Sugar prices have experienced a multi-year bull run since hitting lows in April 2020. In 2023, markets saw an accelerated upward movement in prices, with a notable surge occurring between March and May, propelling prices from around 20¢/lb to above 25¢/lb. In mid-June, prices declined again and for food manufacturers and consumers alike, there would have been hope that prices would continue to subside throughout the rest of the year. In the last week, sugar prices soared by over 10%, reclaiming levels above 25¢/lb. In this week's blog post, we delve into the primary reasons behind this sudden and substantial price climb.
Possible Export Ban from India
The recent rally in sugar prices is a result of an interplay between fundamental risks and the market’s reaction. On August 24th, Reuters reported a potential ban on sugar exports from India for the 2023/24 season. This comes after a season in which Indian sugar mills were allowed to export only 6.1 million tonnes, a substantial reduction from the 11.1 million tonnes exported the previous year. Furthermore, India imposed a 20% tax on sugar exports back in 2016.

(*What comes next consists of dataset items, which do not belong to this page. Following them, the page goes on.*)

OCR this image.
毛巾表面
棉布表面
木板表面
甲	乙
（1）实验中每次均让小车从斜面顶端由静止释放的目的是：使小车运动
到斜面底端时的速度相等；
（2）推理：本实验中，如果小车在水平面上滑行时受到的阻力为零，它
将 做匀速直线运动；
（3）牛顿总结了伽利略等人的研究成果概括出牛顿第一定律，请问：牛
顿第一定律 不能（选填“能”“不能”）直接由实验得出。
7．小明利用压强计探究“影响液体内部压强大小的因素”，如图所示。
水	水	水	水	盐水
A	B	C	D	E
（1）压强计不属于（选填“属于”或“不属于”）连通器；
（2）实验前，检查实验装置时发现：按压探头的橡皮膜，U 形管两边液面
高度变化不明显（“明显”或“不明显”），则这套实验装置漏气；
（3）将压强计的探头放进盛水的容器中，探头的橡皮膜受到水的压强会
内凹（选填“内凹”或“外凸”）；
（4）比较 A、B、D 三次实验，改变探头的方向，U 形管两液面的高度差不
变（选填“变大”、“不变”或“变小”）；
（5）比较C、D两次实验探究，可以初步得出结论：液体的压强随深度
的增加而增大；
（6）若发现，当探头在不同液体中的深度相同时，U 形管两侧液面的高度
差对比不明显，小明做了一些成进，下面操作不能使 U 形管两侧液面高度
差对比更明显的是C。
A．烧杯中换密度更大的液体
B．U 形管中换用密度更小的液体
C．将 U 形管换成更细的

These decisions align with a broader trend of India taking steps to manage food prices, evidenced by its ban on white basmati rice exports earlier in the summer. These actions are driven by the upcoming election next year and the government's efforts to control domestic food prices. The combination of reduced exports and increased taxes paints a clear picture of India's intention to prioritize domestic food security.
Droughts and Doubts
The influence of the El Niño climate phenomenon plays a significant role in the current state of the sugar market. India, a major sugar producer, has experienced below-average monsoon rainfall this year, with reports indicating a 50% reduction compared to the average. Such diminished rainfall could impact sugar crops over multiple years. Notably, the effects of El Niño are not limited to India. Thailand, the world's third-largest sugar producer, has also faced below-average rainfall, which is anticipated to negatively affect sugar crop yields. Barchart.com recently reported that sugar-trader Czarnikow had stated “Thailand 2023/24 sugar production would drop -31% y/y to a 17-year low of 7.4 MMT due to dry weather”, showing the extent of the effect the changing weather can have on sugar production.
The combination of export bans, climate-related supply constraints, and ongoing uncertainties has created an environment conducive to higher sugar prices, as has been reflected in the past week of trading. However, these factors may also keep prices elevated for longer. Citi, in a recent commodity report, revised its Q4 2023 sugar price forecast to 25.5¢/lb, underscoring the supply concerns emanating from India and Thailand. ChAI’s Quarterly Average Price Forecast from August 31st, shown below, indicates that prices will continue to remain around the 25.5¢/lb mark into 2024. Looking ahead, changing policies could be as significant as changing weather for sugar prices.